64.000 Euro holte in der WWM-Ausgabe vom Montagabend auch Chrestien Delonge aus Köln, der sich als Erster für den heißen Stuhl qualifiziert hatte. Der Performance-Marketing-Manager arbeitet bei einer Sparkasse und entscheidet, wo Werbung geschaltet wird, unter anderem bei RTL. "Würde sagen, wir setzen Sie schon mal auf 16.000 Euro – damit die Performance stimmt", scherzte Jauch.

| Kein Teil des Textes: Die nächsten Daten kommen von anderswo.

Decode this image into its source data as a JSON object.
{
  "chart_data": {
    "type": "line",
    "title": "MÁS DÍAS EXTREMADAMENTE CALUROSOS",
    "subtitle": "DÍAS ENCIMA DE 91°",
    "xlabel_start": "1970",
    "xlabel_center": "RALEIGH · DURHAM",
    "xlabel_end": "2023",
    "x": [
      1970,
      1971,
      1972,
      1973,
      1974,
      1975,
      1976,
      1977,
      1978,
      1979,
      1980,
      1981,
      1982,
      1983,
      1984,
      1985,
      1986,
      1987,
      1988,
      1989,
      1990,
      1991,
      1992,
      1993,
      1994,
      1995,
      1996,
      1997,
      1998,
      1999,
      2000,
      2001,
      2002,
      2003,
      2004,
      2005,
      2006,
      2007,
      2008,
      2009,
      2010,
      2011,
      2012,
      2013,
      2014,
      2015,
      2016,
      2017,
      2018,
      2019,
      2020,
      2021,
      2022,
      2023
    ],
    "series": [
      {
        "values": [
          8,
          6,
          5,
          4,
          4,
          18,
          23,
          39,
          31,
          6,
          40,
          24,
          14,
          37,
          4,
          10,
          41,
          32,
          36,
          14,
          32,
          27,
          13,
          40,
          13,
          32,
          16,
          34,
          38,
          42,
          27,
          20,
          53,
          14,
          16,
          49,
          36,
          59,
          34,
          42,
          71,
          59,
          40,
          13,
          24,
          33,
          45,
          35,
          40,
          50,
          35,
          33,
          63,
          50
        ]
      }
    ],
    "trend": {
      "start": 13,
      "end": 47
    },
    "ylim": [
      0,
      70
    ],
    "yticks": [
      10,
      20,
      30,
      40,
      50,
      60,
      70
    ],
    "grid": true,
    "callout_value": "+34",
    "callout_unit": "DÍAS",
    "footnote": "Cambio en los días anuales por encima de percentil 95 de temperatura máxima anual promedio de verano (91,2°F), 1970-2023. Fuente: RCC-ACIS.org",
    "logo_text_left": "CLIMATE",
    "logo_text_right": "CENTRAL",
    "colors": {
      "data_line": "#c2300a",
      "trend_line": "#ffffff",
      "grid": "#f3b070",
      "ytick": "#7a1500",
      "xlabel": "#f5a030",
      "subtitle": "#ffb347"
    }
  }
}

So viel Unterstützung hatte Delonge aber gar nicht nötig. Er setzte seinen ersten Joker erst in der 16.000-Euro-Runde und hatte am Ende auch noch Glück mit seinem Telefonjoker. Der sicherte ihm die 64.000 Euro, indem er wusste, dass der FC Bayern München in den 80ern Platz 1 der Ewigen Tabelle der Fußballbundesliga nicht von Borussia Dortmund, sondern vom 1. FC Köln übernommen hat.

Wenige Minuten vor Ende nahm noch schnell Studentin Moema Scooci auf Jauchs heißem Stuhl Platz. Rentnerin Elisabeth Jakubowski hatte leider auch am Schluss in den schnellen Auswahlrunden keine Chance gegen die junge Konkurrenz. Dabei war ihr als einer der wenigen im Studio Jauchs Patzer zu Beginn der Sendung aufgefallen. "Sie verkörpern ja das blühende Leben", attestierte Jauch seinem 86 Jahre alten Gast. Vielleicht darf Jakubowski ja noch einmal bei einem Senioren-Special antreten. Scooci kam an diesem Abend bis zur 500-Euro-Frage und kehrt nächsten Montag wieder.